Industry complacency worsened the blow. For years, Korean producers clung to conventional ethylene production, buoyed by the “China premium,” without shifting to higher-value products. Commodity chemicals such as ethylene are low-margin and technologically undifferentiated, making them vulnerable to Chinese catch-up—a risk long forewarned. Yet investment in research and development for premium products lagged. Ethylene prices have since plunged by more than $500 per ton in just one year. With cheap oil amplifying oversupply, export unit prices dropped 13%, and export value fell to $3 billion, a 10% decline. Lacking China’s cost competitiveness, Korea’s petrochemical sector now sees no viable exit.
Compounding this, Middle Eastern producers are doubling down on downstream diversification under post-oil strategies. Saudi Aramco is building seven refineries and petrochemical plants not only domestically but also in Korea and China. Ethylene capacity in China and the Middle East is projected to expand by 40 million tons between 2026 and 2028. In Korea, Aramco’s affiliate S-Oil is set to complete the $6.9 billion “Shaheen Project” next year, adding 1.8 million tons of annual ethylene production in Ulsan.
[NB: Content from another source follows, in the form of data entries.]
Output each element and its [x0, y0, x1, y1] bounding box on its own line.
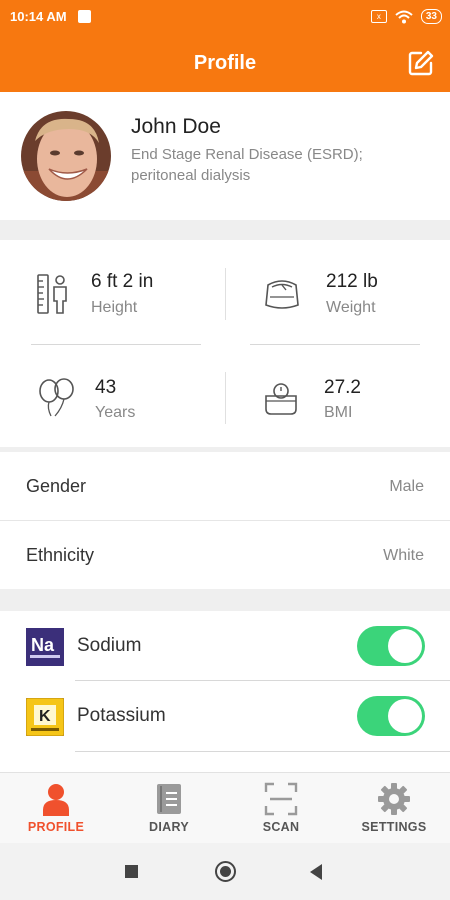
- section-gap: [0, 589, 450, 611]
- weight-value: 212 lb: [326, 271, 378, 292]
- avatar[interactable]: [21, 111, 111, 201]
- home-icon-dot: [220, 866, 231, 877]
- bmi-value: 27.2: [324, 377, 361, 398]
- sodium-label: Sodium: [77, 635, 142, 656]
- bmi-scale-icon: [265, 383, 297, 415]
- sim-icon: x: [370, 10, 387, 23]
- wifi-icon: [395, 10, 413, 23]
- notification-icon: [78, 10, 91, 23]
- tab-settings[interactable]: SETTINGS: [338, 773, 450, 843]
- tab-scan-label: SCAN: [262, 820, 300, 834]
- tab-scan[interactable]: SCAN: [225, 773, 337, 843]
- tab-profile-label: PROFILE: [27, 820, 85, 834]
- body-stats: 6 ft 2 in Height 212 lb Weight 43 Years …: [0, 240, 450, 447]
- potassium-toggle[interactable]: [357, 696, 425, 736]
- potassium-label: Potassium: [77, 705, 166, 726]
- toggle-knob: [388, 629, 422, 663]
- tab-profile[interactable]: PROFILE: [0, 773, 112, 843]
- balloons-icon: [39, 378, 74, 417]
- profile-name: John Doe: [131, 115, 221, 138]
- row-divider: [75, 751, 450, 752]
- gender-label: Gender: [26, 476, 87, 496]
- bottom-tab-bar: PROFILE DIARY SCAN SETTINGS: [0, 772, 450, 843]
- profile-condition: End Stage Renal Disease (ESRD); peritone…: [131, 146, 363, 184]
- sodium-row: Na Sodium: [0, 611, 450, 681]
- profile-card: John Doe End Stage Renal Disease (ESRD);…: [0, 92, 450, 220]
- height-label: Height: [91, 299, 138, 316]
- scan-icon: [264, 782, 298, 816]
- age-label: Years: [95, 404, 136, 421]
- potassium-row: K Potassium: [0, 681, 450, 751]
- back-icon[interactable]: [310, 864, 322, 880]
- svg-text:K: K: [39, 708, 51, 725]
- tab-settings-label: SETTINGS: [361, 820, 427, 834]
- weight-label: Weight: [326, 299, 376, 316]
- status-bar: 10:14 AM x 33: [0, 0, 450, 34]
- svg-text:Na: Na: [31, 635, 55, 655]
- home-icon[interactable]: [215, 861, 236, 882]
- age-value: 43: [95, 377, 117, 398]
- potassium-badge-icon: K: [26, 698, 64, 736]
- status-icons: x 33: [370, 9, 442, 24]
- scale-icon: [265, 280, 299, 309]
- gender-row[interactable]: Gender Male: [0, 452, 450, 520]
- person-icon: [43, 784, 69, 816]
- diary-icon: [157, 784, 181, 814]
- height-value: 6 ft 2 in: [91, 271, 154, 292]
- app-header: 10:14 AM x 33 Profile: [0, 0, 450, 92]
- stat-divider: [31, 344, 201, 345]
- section-gap: [0, 220, 450, 240]
- ethnicity-label: Ethnicity: [26, 545, 95, 565]
- stat-divider: [225, 372, 226, 424]
- page-title: Profile: [193, 52, 257, 74]
- stat-divider: [250, 344, 420, 345]
- ethnicity-value: White: [383, 547, 424, 564]
- battery-indicator: 33: [420, 9, 442, 24]
- status-time: 10:14 AM: [10, 9, 67, 24]
- gear-icon: [378, 783, 410, 815]
- system-nav-bar: [0, 843, 450, 900]
- ruler-person-icon: [37, 274, 67, 314]
- ethnicity-row[interactable]: Ethnicity White: [0, 521, 450, 589]
- tab-diary-label: DIARY: [149, 820, 189, 834]
- stat-divider: [225, 268, 226, 320]
- recents-icon[interactable]: [125, 865, 138, 878]
- gender-value: Male: [389, 478, 424, 495]
- bmi-label: BMI: [324, 404, 353, 421]
- tab-diary[interactable]: DIARY: [113, 773, 225, 843]
- edit-icon[interactable]: [408, 50, 434, 76]
- toggle-knob: [388, 699, 422, 733]
- sodium-badge-icon: Na: [26, 628, 64, 666]
- sodium-toggle[interactable]: [357, 626, 425, 666]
Existing Korean firms halted new ethylene expansion after 2022 amid oversupply, but oil majors with superior cost efficiency are now pushing into petrochemicals.
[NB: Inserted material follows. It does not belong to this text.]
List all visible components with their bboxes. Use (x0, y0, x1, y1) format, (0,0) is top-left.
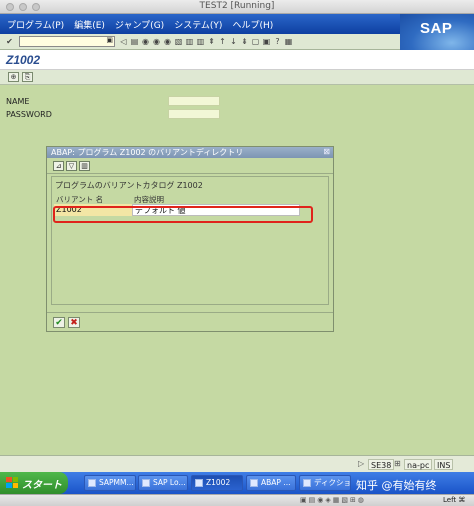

Warnings of crisis have mounted since the early 2020s, but both industry and government squandered the window for restructuring, lulled by cyclical swings in oil prices and demand. As a capital-intensive sector with relatively low job creation compared with shipbuilding, steel, or autos, petrochemicals drew little urgency from policymakers. This neglect has now culminated in an existential crisis. A consulting study by Boston Consulting Group for the Korea Chemical Industry Association projected that without restructuring, only half of Korea’s petrochemical firms will survive the next three years.

Grand Surgery Under Way, but Competitiveness Recovery Remote
The government last month unveiled follow-up measures to bolster competitiveness in the sector. But the stance is firm: no “free ride.” Without drastic self-help, no public support will be forthcoming. Finance Minister Koo Yoon-cheol declared, “The problems facing the petrochemical industry are evident, yet domestic producers turned a blind eye. Despite clear signs of Chinese oversupply, companies expanded capacity during the boom years and missed the window to pivot toward higher-value products, leaving them in dire straits.” He stressed that “the only solutions are capacity reduction and fundamental competitiveness. The notion of simply waiting out the storm is untenable. Survival requires a do-or-die determination.”
The centerpiece of restructuring is vertical integration with refiners. By aligning with oil companies, petrochemical firms could secure feedstock cost advantages in naphtha and rationalize capacity. One example is the integration of NCC operations between Lotte Chemical and HD Hyundai at the Daesan complex. Specific options include Lotte transferring its Daesan facilities to HD Hyundai Chemical, with Hyundai Oilbank injecting additional cash or assets.
Yet consolidation is easier said than done. The petrochemical industry has long been built on conglomerate-centric structures, and mergers or spin-offs face competing group interests. The dispute between Yeochun NCC’s co-owners over new investment exemplifies such obstacles. While symbolic consolidations may occur, sweeping voluntary restructuring is unlikely. Some analysts contend the golden hour has already passed; even if consolidation proceeds, with global competitiveness lost, structural revival appears beyond reach.